Una fabbrica e il suo paese: la storia della «Crespi»

Racconta la storia di un imprenditore e della sua fabbrica, ma anche del forte legame che questi hanno sempre avuto con la comunità e il territorio di Nembro. «Una fabbrica e il suo paese. La storia della filatura di cotone Crespi & C. di Nembro», recente pubblicazione dello storico locale Giampiero Valoti, verrà presentata all’auditorium Modernissimo di Nembro lunedì 27 maggio alle 20.45.

Il desiderio di una ricerca storica sull’argomento è nato dal Comitato di quartiere di San Faustino. «Già prima della pandemia abbiamo avviato questo progetto - racconta l’assessore Francesco Brusamolino, da tempo membro del Comitato -. La fabbrica Crespi ha avuto un ruolo fondamentale nella storia di Nembro, e in particolare del nostro quartiere. Ha dato lavoro a migliaia di famiglie e ha contribuito allo sviluppo del paese. Dopo la chiusura nel 2006, rimane solo una testimonianza di archeologia industriale e non volevamo che questa storia andasse dispersa». Il libro, articolato in 14 capitoli, ripercorre tutta la storia della Crespi & C. di Benigno Crespi, sin dalla fondazione del 1868. «Benigno Crespi è vissuto tra il 1848 e il 1910 - racconta Giampiero Valoti -, è meno noto ma non meno importante del fratello, Cristoforo Benigno, che fondò il sito di Crespi d’Adda». La fabbrica di Nembro è sempre stata una filatura di cotone. «Situata in cima a Nembro, verso il confine con Albino, era un polo produttivo importante: aveva macchinari moderni per l’epoca, le fonti la definiscono un’industria tra le più moderne. Ha contribuito a trasformare la vocazione del Comune di Nembro da puramente agricola a industriale».
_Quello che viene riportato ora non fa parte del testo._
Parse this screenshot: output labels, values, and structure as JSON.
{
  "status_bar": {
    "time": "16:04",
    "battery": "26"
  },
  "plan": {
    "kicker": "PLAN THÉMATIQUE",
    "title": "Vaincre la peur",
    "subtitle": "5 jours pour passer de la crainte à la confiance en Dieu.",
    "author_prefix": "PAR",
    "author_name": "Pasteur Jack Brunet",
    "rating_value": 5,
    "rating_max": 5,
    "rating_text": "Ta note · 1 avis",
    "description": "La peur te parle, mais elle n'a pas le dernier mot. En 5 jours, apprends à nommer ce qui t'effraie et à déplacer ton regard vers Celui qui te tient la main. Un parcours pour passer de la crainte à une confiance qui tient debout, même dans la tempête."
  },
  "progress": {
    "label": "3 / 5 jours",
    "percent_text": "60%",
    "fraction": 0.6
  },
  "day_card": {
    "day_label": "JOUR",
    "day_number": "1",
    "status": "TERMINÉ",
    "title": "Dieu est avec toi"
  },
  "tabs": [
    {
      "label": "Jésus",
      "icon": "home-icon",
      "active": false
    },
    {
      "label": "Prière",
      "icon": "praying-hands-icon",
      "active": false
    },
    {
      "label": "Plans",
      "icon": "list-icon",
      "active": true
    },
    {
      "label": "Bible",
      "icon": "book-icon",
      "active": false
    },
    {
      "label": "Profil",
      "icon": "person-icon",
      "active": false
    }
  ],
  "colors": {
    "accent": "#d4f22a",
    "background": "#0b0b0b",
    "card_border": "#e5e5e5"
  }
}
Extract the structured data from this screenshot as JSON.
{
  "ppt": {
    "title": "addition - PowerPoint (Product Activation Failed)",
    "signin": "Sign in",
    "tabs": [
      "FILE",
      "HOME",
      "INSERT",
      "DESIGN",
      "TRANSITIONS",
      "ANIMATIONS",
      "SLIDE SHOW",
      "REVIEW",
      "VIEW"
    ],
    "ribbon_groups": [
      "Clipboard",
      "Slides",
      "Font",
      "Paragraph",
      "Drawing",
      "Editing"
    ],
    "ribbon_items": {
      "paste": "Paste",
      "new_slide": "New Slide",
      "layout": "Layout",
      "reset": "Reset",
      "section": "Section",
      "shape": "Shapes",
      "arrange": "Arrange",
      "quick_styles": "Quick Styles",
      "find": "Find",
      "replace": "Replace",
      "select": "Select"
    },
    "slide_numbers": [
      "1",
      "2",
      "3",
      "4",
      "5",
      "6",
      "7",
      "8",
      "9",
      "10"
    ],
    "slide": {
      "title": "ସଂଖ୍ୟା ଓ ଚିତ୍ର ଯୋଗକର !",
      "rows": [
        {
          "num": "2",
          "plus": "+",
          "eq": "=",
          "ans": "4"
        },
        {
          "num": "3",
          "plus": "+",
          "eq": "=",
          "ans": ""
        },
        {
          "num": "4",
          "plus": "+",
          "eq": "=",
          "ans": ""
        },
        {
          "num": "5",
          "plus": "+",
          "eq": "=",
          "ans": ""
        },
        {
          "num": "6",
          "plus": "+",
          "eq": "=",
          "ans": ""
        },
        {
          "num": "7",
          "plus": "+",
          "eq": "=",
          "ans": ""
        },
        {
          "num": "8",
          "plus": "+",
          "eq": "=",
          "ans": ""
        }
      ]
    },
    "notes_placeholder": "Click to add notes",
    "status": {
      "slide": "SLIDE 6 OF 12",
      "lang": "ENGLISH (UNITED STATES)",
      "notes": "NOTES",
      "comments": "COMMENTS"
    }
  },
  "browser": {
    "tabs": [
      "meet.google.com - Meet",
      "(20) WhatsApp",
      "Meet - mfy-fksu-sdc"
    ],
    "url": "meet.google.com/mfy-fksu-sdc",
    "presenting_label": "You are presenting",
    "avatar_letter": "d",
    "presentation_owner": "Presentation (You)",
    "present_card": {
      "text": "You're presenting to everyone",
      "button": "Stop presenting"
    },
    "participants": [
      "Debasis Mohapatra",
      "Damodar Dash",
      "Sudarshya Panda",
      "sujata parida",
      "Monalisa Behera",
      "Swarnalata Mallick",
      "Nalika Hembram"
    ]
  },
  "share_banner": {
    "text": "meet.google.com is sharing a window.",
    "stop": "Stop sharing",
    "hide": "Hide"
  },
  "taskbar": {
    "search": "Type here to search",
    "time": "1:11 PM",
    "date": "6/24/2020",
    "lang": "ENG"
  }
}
Un’attività che nella prima metà del ’900 ebbe uno sviluppo notevole, anche durante la Prima guerra mondiale. «Arrivò ad avere più di mille addetti - prosegue Valoti -. Per un paese come Nembro significava che tutte le famiglie avevano un componente che lavorava alla Crespi: era comune dire che quando la mamma o il papà andavano in pensione lasciavano il posto ai figli». Crespi si dimostrò sempre un industriale illuminato, attento ai bisogni sociali del paese. Fece costruire due villaggi operai: il primo, vicino alla fabbrica (noto come Crespi Basso), aveva all’interno anche una piccola chiesa, dove ogni mattina veniva celebrata la Messa; il secondo, più in alto, contava 148 appartamenti dati in affitto agli operai a prezzi modesti. Non mancava uno spaccio alimentare, dove venivano venduti prodotti a basso costo, e avveniva anche la macellazione di animali. «La presenza di un convitto era legata all’immigrazione delle ragazze, non solo dai paesi vicini, ma anche dalla Bassa». Negli anni ’50 l’azienda si avviò lentamente verso la sua crisi. «Nel 1955 ci furono molti licenziamenti, quasi metà degli operai, perché le macchine non erano più adeguate e l’azienda stava entrando in crisi. Altri licenziamenti avvennero nel 1959». Nel 1972 la svolta: dopo la morte del fondatore e il passaggio ai figli (Mario, Aldo e Vittoria), l’industria viene venduta alla manifattura Legnano, già proprietaria di altre industrie tessili. Le attività proseguirono sino al 2007, quando l’azienda alzò bandiera bianca di fronte alla concorrenza straniera e si arrivò alla chiusura definitiva.

Il libro ripercorre questa lunga parabola storica, avvalendosi di testimonianze, documenti d’archivio e articoli di giornale. «Molte interviste sono state realizzate negli anni ’80, altre sono più recenti». Alla presentazione interverrà anche il prof. Giuseppe De Luca, responsabile scientifico della Fondazione Legler per la storia economica e sociale di Bergamo.